PORTLAND, OR … BottleDrop Give has reached a major milestone in helping non-profits raise money. The number of non-profit organizations using the Oregon’s system of returning empty bottles and cans has reached 1,000.
In 2018, more than $500,000 has been raised by these organizations from SOLVE to soccer teams to the Oregon Food Bank.
“BottleDrop Give has grown into an important community resource for nonprofits as well as other community members” said Kyle Hummel at the Oregon Food Bank. “It provides a new source of income for organizations that exist to help others. So it’s been a wonderful development.”
BottleDrop’s fundraising program is also a big hit with Oregon schools. Barlow High School has not only used BottleDrop Give to turn in cans and bottles but has also created student scholarships from the proceeds. Last year, two grants helped graduates go to on to college educations. The Barlow story can be seen here.

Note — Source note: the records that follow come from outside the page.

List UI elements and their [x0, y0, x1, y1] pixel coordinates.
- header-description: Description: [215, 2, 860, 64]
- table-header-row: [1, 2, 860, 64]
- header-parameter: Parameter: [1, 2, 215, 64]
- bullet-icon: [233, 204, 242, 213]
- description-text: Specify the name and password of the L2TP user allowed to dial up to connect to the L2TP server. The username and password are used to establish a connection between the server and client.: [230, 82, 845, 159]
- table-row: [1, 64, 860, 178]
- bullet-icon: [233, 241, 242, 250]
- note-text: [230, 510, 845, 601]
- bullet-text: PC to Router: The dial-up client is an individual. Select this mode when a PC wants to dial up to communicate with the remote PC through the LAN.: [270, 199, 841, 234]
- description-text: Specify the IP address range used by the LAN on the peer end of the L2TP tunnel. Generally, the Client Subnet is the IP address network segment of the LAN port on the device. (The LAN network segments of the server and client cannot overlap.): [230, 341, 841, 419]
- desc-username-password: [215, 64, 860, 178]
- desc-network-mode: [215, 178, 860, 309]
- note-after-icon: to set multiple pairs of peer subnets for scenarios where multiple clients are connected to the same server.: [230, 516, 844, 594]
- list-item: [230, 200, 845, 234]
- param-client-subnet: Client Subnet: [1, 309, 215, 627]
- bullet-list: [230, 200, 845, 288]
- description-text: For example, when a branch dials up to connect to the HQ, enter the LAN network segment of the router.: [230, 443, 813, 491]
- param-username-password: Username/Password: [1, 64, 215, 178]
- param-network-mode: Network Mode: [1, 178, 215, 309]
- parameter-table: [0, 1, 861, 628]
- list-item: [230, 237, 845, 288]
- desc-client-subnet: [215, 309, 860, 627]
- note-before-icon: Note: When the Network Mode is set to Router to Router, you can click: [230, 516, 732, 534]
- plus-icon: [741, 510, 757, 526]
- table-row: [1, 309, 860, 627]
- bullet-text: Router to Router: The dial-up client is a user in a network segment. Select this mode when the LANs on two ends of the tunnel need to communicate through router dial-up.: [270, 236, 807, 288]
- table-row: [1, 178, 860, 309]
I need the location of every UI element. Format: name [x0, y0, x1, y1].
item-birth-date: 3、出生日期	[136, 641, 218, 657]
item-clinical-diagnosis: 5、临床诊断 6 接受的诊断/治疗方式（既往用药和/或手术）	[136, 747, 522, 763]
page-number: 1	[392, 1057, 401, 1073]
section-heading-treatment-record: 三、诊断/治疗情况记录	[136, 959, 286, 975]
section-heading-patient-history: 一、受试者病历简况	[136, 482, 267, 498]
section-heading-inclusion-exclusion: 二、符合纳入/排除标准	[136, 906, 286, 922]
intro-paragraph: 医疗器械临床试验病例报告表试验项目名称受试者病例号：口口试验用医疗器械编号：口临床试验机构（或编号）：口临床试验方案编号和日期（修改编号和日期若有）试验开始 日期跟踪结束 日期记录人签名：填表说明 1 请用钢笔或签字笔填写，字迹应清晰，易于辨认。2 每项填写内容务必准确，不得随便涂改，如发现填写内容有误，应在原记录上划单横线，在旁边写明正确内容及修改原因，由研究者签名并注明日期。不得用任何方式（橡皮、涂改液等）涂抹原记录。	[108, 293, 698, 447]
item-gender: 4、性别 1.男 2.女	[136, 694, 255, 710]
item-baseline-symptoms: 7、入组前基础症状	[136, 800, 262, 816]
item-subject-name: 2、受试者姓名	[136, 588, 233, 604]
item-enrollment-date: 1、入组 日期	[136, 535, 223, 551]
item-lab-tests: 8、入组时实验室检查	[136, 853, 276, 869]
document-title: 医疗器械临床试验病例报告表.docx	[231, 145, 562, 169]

Individuals are also getting into the act. Residents in a Portland apartment building teamed up in a group they call, Indivisible 97201. They are collecting containers with BottleDrop’s green bags and then donate the funds online directly to the Oregon Food Bank. This one group of people raised $2,000 for the Oregon Food bank and has no plans to stop there. Here’s a video of that story.
BottleDrop Give is a fundraising tool designed for schools, churches, and any 501 (c)(3) organization. The program is designed to be a long-term, convenient method of fundraising. BottleDrop blue bags are distributed to supporters to be filled with returnable containers at home, then returned to any BottleDrop Redemption Center or BottleDrop Express at their convenience. The value of each bag is then credited directly to the fundraising account. To learn more or apply for a fundraising account, visit BottleDrop Give.
OBRC is a not-for-profit that acts on behalf of beverage distributors to administer Oregon’s bottle bill; collecting and processing nearly all containers sold and redeemed in Oregon. OBRC counts, sorts, crushes, bales, and recycles 1.5 billion containers each year. The entire process is operated at no cost to taxpayers.